Verhaltensregeln, sowohl von allgemein üblichen Höflichkeitsregeln wie speziell für Sozialen Medien geltende Regeln (z.B. Hausregeln der jeweiligen Community)

Große Chancen

Bei allen Unsicherheiten: gerade für den Vertrieb und Kundenservice bieten soziale Netzwerke wie kein anderes Medium die Möglichkeit, einen 1:1 Kontakt mit den Kunden aufzubauen und mit Empfehlungen und Bewertungen bestehende Beziehungen stärken. Stimmungen und Meinungen seitens der Kunden können unverfälscht – ohne den Einsatz einer groß angelegten Marktforschung – abgefragt werden und konstruktiv für eine Verbesserung von Produkten und Service genutzt werden.

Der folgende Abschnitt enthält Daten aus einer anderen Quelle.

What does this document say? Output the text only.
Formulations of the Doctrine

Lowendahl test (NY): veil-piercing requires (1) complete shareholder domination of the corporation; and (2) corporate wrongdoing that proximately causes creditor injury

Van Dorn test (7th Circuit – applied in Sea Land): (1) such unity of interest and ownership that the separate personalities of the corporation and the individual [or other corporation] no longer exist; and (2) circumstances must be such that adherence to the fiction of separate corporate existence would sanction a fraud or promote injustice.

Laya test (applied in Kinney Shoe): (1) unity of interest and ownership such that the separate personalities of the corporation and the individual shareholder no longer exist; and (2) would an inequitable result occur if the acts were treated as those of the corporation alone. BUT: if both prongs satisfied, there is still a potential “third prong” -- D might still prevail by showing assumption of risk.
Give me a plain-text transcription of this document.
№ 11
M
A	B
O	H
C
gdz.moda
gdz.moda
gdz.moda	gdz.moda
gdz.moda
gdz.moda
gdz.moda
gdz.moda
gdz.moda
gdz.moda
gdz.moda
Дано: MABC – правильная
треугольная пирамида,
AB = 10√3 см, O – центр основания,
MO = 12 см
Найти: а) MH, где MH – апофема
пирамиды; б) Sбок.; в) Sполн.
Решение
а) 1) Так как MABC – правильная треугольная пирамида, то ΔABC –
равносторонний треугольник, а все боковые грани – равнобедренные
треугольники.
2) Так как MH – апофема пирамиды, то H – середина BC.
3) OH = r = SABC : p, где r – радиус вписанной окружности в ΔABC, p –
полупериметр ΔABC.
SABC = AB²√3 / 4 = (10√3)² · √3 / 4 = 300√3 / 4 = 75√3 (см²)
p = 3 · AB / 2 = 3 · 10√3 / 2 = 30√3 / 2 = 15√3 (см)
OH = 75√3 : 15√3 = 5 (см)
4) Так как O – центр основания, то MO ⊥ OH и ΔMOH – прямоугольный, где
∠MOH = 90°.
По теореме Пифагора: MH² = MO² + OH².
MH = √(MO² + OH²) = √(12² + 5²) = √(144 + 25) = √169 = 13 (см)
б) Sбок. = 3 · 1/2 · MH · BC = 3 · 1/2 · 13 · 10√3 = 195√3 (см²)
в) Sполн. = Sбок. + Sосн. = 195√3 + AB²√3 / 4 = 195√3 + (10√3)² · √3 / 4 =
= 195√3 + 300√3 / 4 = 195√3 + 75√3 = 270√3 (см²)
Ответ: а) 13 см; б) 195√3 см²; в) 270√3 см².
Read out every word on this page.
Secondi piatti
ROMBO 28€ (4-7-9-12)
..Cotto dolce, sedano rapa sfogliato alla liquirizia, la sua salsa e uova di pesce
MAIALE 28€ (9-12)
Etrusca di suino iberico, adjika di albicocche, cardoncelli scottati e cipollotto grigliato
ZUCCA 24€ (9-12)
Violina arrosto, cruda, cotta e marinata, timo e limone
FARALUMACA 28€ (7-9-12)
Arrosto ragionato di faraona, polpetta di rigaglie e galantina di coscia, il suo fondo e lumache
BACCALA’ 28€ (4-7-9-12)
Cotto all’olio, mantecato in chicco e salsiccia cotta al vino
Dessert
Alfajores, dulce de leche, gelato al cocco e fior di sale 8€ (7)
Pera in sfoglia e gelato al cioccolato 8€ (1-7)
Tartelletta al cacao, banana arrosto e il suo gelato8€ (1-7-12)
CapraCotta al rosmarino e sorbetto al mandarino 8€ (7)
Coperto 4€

Einen großen Vorteil haben gerade Contact Center: ihre Mitarbeiter sind jung und kennen sich mit den Möglichkeiten von sozialen Medien aus. Gerade dieses Potenzial können die Führungskräfte beim Aufbau ihres Social Media Präsenz bestens nutzen. Auch die Vielzahl von Gesetzen, Richtlinien und Ausgestaltungen sollte als Chance begriffen werden: gerade der Mangel an gesetzlichen Grundlagen hatte in der Vergangenheit bei der Durchführung von Direktmarketingkampagnen zu einem sorglosen Umgang mit diesen Medien geführt, was die Verbraucher eher abstieß als begeisterte. Mit einer gesetzeskonformen Gestaltung der Kundenansprache und einer seriösen Kommunikation in den sozialen Medien können Contact Centern klar gewinnen.